1. Das Übereinkommen über ein Einheitliches Patentgericht sieht neue Möglichkeiten für Nichtigkeitsangriffe vor
Es ist zu erwarten, dass das Übereinkommen über ein Einheitliches Patentgericht (EPGÜ) bald, höchstwahrscheinlich am 1. April 2023, in Kraft tritt. Gleichzeitig wird auch das neu geschaffene Einheitliche Patentgericht (EPG) seine Tätigkeit aufnehmen. Sowohl für Verletzungs- als auch für Fragen der Rechtsbeständigkeit in Bezug auf Einheitspatente wird das EPG dann ausschließlich zuständig sein. Es wird auch für bestehende und künftige europäische Bündelpatente zuständig sein, obgleich die nationalen Gerichte und das EPG in den ersten sieben Jahren parallel zuständig sind.
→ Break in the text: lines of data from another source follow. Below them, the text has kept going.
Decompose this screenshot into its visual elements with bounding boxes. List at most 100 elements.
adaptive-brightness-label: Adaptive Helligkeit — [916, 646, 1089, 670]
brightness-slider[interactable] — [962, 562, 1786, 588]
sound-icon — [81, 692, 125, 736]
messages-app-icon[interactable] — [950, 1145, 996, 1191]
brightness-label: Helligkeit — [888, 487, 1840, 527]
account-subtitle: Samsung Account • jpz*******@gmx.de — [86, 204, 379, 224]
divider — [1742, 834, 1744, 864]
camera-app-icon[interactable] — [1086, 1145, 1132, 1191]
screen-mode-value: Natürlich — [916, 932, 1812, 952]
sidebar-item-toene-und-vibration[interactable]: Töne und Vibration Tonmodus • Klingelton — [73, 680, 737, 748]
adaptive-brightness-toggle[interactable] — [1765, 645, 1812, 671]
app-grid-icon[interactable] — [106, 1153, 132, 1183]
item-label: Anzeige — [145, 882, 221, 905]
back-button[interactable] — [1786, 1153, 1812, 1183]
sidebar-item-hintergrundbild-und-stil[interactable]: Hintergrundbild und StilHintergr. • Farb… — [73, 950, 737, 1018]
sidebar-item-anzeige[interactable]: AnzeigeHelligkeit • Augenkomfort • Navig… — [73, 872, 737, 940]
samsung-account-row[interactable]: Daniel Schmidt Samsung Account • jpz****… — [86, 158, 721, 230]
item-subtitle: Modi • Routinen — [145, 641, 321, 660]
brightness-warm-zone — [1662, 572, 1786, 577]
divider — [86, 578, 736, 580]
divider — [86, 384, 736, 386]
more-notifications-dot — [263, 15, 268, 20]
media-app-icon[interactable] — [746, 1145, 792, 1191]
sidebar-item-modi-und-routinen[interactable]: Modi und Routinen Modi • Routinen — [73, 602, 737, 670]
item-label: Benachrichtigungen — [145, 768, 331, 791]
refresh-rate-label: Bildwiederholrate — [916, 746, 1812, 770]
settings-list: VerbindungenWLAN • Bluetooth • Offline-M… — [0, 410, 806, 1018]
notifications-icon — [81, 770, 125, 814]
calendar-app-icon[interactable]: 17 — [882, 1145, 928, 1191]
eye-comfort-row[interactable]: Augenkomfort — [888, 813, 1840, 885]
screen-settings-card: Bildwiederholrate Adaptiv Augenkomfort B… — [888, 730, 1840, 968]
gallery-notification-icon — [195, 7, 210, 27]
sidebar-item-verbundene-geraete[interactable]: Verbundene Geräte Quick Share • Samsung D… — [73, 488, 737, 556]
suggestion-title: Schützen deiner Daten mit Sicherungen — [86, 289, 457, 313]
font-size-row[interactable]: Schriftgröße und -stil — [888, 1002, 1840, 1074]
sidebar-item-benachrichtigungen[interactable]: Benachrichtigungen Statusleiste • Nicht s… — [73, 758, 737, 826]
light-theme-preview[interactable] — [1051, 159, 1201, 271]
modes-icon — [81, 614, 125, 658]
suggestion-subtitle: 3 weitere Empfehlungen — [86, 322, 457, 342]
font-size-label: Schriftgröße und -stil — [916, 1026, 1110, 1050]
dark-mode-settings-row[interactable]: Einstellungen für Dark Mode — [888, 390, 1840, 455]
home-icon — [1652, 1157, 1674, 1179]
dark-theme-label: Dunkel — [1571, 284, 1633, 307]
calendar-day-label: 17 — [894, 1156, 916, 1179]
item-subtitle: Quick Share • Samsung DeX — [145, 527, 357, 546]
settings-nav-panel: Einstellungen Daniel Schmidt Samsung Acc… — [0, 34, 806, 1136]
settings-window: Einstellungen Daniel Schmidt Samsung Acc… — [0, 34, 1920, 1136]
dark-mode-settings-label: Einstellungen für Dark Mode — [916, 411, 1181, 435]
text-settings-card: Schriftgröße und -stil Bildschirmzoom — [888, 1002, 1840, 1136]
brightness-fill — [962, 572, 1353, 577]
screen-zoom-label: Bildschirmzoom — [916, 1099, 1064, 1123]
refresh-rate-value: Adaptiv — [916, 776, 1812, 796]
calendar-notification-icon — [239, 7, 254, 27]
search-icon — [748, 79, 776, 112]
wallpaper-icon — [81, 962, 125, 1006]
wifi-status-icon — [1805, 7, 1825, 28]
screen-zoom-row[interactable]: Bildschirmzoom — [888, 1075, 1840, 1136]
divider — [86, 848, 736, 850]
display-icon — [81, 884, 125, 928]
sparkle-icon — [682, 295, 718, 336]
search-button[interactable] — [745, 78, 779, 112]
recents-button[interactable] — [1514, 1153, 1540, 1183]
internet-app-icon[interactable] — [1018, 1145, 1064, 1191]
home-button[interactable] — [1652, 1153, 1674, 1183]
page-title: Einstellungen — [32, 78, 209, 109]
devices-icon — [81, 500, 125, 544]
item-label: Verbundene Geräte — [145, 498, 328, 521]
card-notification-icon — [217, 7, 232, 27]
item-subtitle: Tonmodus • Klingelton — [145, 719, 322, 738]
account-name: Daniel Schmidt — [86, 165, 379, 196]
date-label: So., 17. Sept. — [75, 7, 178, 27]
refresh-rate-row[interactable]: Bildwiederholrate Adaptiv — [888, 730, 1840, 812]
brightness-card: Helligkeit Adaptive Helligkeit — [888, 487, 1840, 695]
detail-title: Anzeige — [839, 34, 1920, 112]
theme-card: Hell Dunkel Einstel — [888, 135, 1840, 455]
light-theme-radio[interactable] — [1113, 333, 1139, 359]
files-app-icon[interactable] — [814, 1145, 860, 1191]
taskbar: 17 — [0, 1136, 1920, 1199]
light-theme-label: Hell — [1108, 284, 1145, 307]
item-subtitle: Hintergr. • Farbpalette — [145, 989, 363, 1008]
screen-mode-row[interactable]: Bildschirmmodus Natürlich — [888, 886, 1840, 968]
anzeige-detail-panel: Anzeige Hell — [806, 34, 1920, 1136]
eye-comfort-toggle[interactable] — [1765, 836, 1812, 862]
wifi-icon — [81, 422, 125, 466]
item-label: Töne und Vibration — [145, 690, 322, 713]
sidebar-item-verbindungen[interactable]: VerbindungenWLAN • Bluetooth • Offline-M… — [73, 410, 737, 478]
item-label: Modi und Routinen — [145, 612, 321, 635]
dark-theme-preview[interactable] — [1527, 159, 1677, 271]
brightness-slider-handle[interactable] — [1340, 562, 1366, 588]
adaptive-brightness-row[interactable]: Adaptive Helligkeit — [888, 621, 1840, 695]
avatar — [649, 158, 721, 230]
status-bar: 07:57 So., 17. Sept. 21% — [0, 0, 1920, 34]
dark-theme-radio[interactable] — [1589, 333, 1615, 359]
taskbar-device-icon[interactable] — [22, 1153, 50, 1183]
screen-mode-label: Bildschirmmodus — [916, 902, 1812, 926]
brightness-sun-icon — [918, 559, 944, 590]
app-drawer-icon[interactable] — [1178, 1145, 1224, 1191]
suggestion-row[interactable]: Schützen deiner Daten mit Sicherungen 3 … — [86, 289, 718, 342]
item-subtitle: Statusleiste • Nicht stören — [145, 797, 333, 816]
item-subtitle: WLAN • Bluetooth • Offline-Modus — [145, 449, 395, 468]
Mit Inkrafttreten des EPG steht eine neue Möglichkeit zur Verfügung, den Rechtsbestand eines Bündelpatents anzugreifen. Gegenwärtig besteht die einzige Möglichkeit darin, einen Einspruch beim Europäischen Patentamt (EPA) einzulegen, um einen Widerruf eines Bündelpatents zu erwirken, der in mehr als einem Land seine Wirkung entfaltet - und dies ist nur innerhalb von neun Monaten nach Erteilung des Bündelpatents möglich. Andernfalls müssen in jedem Land einzeln kostspielige nationale Nichtigkeitsklagen erhoben werden, wobei jede einzelne Entscheidung eines nationalen Gerichts nur für das jeweilige Land gilt.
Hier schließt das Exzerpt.